My site evaluations went really well. The evaluator made great points to better my notes on the patients that I had seen in the emergency room. She focused on patient education and reiterated the importance of providing good patient education. This helps reduce the amount of repeat ER visits and provides better outcomes for the patients. The meeting with the preceptor felt more of a conversation and less of an evaluation that was graded. I tried to keep my drug cards current to the wide variety of medications that is used in the emergency room and my site evaluator stated that the medications I listed are used often.

Article Summary

Hereditary Angioedema

A patient presented to trauma bay on my first night shift. I was summoned by the PA to go observe this patient. As I walked into the emergency room I immediately noticed that his lips were severly swollen.

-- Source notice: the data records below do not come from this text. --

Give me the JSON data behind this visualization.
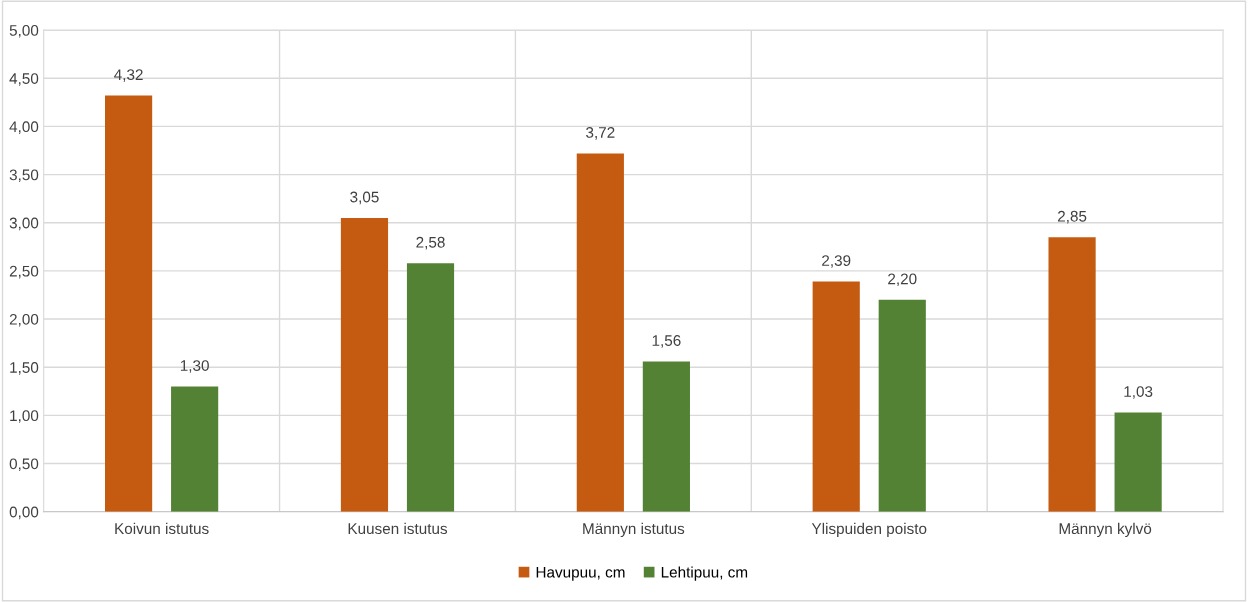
{
  "chart_data": {
    "type": "bar",
    "categories": [
      "Koivun istutus",
      "Kuusen istutus",
      "Männyn istutus",
      "Ylispuiden poisto",
      "Männyn kylvö"
    ],
    "series": [
      {
        "name": "Havupuu, cm",
        "color": "#c55a11",
        "values": [
          4.32,
          3.05,
          3.72,
          2.39,
          2.85
        ],
        "value_labels": [
          "4,32",
          "3,05",
          "3,72",
          "2,39",
          "2,85"
        ]
      },
      {
        "name": "Lehtipuu, cm",
        "color": "#548235",
        "values": [
          1.3,
          2.58,
          1.56,
          2.2,
          1.03
        ],
        "value_labels": [
          "1,30",
          "2,58",
          "1,56",
          "2,20",
          "1,03"
        ]
      }
    ],
    "ylim": [
      0,
      5
    ],
    "yticks": [
      {
        "value": 0,
        "label": "0,00"
      },
      {
        "value": 0.5,
        "label": "0,50"
      },
      {
        "value": 1,
        "label": "1,00"
      },
      {
        "value": 1.5,
        "label": "1,50"
      },
      {
        "value": 2,
        "label": "2,00"
      },
      {
        "value": 2.5,
        "label": "2,50"
      },
      {
        "value": 3,
        "label": "3,00"
      },
      {
        "value": 3.5,
        "label": "3,50"
      },
      {
        "value": 4,
        "label": "4,00"
      },
      {
        "value": 4.5,
        "label": "4,50"
      },
      {
        "value": 5,
        "label": "5,00"
      }
    ],
    "grid": true,
    "legend": "bottom"
  }
}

However, after questioning the patient I realized that this was not the first time this occurred. The attending that night told me to read up on hereditary angioedema. I noticed this article because it had a nice overview of the condition and provided a thorough explanation of how to manage the disease. The disease process involved the C1 protein and in patients with recurrent angioedema often have a deficiency of C1 protein. Treatment is relatively similar to acute angioedema (secondary to medications) and involve airway management, antihistamines, and blood products.

Summary

This rotation was by far my favorite. A 12 hour shift would fly by and sometimes I had wished I had a couple more weeks in the emergency room. The conditions I saw ranged from gun shot wounds to hip fractures to acute abdominal pain. The ER at NYPQ was quite diverse and provided with a wide variety of patients types (elderly, middle-aged, young adults). Often times English was not their first language and that added an extra step to providing quality healthcare to the patients that presented to the ER. At times the ER got hectic but patients often times remained calm and were not confrontational or aggressive.

The medical team at the ER was the best. Every shift was a different team with incorporated an attending, an third year resident and a first year resident. I would often shadow the third year resident and for the most part they would let me take the lead when it comes to patient care. This involved performing the history and physical, starting the IV and blood draw. I would then talk with them about the plan and what to do for the patient. I would always think if I was working as a PA, would I admit this patient or send them home? I honed in my IV skills and did a lot of training with the ultrasound machine including FAST E exams and ultrasound guided IVs.